Les neuf sceaux de pouvoir et leur enseignement ont débuté chez les indous, où ils étaient utilisés par de petits groupes de gens de castes inférieures. C’était une façon d’amener les vertus de l’esprit dans leur expérience physique. Ce n’était pas aussi développé que ce que nous connaissons aujourd’hui, mais c’étais l’origine de ce que nous connaissons aujourd’hui comme étant le Kuji-In. Des indous vinrent les bouddhistes, et avec eux, les 9 seaux devinrent plus populaires. Les mudras demeurèrent les mêmes, mais les bouddhistes y ajoutèrent leurs mantras. Les mantras originaux étaient en Sanskrit. Ce sont des invocations bouddhistes. Alors que le mouvement bouddhiste migra en Chine, les traditions du Kuji-In sont passées d’un clan d’hermétique à un autre. La tradition alla ensuite jusqu’au Japon et les mantras furent transcrits avec les symboles de l’écriture japonaise.

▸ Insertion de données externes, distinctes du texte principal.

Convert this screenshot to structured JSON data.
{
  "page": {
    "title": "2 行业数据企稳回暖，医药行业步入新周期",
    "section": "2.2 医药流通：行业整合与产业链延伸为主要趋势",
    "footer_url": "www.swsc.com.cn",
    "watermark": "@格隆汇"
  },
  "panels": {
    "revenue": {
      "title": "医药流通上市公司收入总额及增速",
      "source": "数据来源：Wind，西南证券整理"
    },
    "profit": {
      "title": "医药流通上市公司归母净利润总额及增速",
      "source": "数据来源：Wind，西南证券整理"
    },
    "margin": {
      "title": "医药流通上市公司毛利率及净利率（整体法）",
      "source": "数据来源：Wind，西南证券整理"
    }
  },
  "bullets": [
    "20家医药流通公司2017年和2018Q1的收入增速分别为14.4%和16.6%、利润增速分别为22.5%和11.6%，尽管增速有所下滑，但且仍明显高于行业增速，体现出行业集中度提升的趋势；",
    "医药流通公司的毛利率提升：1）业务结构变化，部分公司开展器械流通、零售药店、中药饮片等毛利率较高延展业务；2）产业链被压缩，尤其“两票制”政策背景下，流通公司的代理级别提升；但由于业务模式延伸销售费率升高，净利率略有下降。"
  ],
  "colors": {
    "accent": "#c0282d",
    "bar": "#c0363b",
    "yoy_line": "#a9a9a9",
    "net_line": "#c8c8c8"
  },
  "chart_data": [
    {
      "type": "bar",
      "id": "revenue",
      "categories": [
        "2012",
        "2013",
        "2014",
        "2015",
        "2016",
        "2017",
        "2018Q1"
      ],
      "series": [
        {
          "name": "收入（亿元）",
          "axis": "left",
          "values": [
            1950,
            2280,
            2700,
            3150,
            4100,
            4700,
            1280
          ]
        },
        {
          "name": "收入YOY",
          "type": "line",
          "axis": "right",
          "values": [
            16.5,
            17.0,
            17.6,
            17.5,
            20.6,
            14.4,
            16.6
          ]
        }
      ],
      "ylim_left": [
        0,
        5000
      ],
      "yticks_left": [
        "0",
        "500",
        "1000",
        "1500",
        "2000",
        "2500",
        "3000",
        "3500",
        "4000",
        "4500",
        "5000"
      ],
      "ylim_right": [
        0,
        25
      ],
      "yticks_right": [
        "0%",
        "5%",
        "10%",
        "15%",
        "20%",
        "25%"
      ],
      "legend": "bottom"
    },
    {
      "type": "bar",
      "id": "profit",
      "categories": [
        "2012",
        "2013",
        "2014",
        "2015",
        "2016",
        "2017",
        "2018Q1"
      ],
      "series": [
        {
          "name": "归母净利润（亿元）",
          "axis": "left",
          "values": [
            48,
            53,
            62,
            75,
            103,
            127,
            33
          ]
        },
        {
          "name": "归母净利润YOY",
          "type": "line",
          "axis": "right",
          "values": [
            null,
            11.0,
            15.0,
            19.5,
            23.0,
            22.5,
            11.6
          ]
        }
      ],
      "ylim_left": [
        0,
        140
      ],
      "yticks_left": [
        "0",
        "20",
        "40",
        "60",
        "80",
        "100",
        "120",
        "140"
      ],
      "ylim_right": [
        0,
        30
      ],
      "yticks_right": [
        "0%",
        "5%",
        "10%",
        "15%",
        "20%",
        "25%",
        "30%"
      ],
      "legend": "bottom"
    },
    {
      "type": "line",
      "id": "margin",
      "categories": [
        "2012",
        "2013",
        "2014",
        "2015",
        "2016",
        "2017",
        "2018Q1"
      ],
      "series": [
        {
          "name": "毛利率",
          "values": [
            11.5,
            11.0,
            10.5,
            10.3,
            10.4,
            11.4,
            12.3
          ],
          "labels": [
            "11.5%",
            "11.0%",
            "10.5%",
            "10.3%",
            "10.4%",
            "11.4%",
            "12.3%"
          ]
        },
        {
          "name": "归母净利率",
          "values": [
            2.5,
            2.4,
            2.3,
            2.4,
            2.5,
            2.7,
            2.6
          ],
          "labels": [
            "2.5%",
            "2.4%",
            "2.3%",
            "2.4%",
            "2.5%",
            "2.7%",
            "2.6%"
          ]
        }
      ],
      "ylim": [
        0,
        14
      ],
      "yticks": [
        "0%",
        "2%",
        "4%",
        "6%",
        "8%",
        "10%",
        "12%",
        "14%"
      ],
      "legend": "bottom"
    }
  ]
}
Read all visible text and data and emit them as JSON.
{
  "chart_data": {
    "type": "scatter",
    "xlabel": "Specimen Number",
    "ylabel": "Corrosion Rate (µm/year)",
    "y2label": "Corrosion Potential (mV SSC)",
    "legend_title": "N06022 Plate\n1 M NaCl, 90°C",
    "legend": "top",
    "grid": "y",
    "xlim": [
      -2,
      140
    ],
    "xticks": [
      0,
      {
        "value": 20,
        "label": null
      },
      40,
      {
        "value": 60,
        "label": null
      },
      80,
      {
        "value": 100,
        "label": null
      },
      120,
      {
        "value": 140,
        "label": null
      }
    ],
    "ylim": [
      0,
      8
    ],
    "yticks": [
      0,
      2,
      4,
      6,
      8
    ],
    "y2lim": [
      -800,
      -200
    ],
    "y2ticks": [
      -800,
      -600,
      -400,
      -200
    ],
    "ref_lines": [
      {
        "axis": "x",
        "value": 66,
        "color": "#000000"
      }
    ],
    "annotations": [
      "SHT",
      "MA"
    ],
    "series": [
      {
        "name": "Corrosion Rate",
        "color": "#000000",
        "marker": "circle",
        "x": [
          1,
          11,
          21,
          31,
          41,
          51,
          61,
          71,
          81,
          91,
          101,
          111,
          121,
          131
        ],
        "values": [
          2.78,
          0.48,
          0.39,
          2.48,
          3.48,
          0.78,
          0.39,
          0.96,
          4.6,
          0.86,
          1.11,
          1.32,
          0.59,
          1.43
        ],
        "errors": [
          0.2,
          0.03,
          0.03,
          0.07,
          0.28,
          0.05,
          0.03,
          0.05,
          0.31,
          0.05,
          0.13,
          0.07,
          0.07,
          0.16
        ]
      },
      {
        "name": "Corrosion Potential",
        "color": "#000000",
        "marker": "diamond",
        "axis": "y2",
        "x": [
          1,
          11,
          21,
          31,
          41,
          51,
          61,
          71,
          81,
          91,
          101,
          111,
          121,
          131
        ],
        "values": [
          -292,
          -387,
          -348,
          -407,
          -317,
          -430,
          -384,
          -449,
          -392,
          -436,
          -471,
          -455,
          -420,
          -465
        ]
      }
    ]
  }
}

En apparence, la technique du Kuji-In se compose d’un rituel qui inclut l’application traditionnelle des trois secrets bouddhistes (mudra, mantra, mandala). Le véritable secret du Kuji-In repose sur la contemplation de sa philosophie que nous utilisons pour changer notre attitude envers la vie. L’objectif de la technique du Kuji-In n’est pas d’acquérir de la force, du contrôle, des pouvoirs de guérison, la capacité de faire de la télépathie… ce ne sont là que des effets secondaires de la mise en pratique de la technique et de la contemplation de la philosophie propre au Kuji-In. La plupart des gens apprennent la technique simplement pour obtenir ces effets secondaires. Ils ne parviendront à développer que dix pour cent de ce qu’ils pourraient développer s’ils appliquaient la technique en entier. Le véritable chemin du Kuji-In est la quête de la vérité à propos de nous-mêmes. C’est la contemplation de principes supérieurs, l’adoption d’un comportement noble dans notre vie quotidienne et la disponibilité mentale de percevoir une connaissance qui ne peut être étudiée, mais bien obtenue par révélation. Lorsqu’une révélation se produit, le développement d’un des effets secondaires se fera rapidement, sans efforts.

Un enseignant en Kuji-In transmettra la technique selon l’expérience de ses propres révélations. Puisque la technique fut transmise oralement à plusieurs groupes différents, par plusieurs maîtres différents, la structure de la connaissance demeure la même, mais l’aspect du rituel s’est transformé au fil des années. Ceci n’est pas dramatique puisque la connaissance du Kuji-In est transmise par révélation, et que les différentes techniques et rituels stimulent le mental pour parvenir à un même but, soit celui d’acquérir la révélation de la vérité du Soi. En appliquant la technique du rituel, les effets secondaires finiront par se manifester, ce qui est suffisant pour le public en général.

Certains adeptes du Kuji-In sont friands de méditation et, selon eux, la technique du Kuji-In est une façon d’approfondir la méditation. D’autres sont adeptes d’arts martiaux et, pour eux, la technique du Kuji-In est un moyen d’augmenter le pouvoir intérieur profond du guerrier. Les sorciers diront que le Kuji-In permet de faciliter la manifestation de phénomènes magiques. Les fermiers diront que cette technique favorise la récolte ! On estime à environ 4000 le nombre d’écoles différentes pour cette technique dans le monde, transmettant toutes une technique légèrement différente. Certains bouddhistes feront une danse chi-gong avec les 9 syllabes, alors que d’autres resteront assis en récitant neuf longues prières (mantras). Tout cela importe peu. Tant que la philosophie se trouve à la base du rituel, les résultats seront atteints.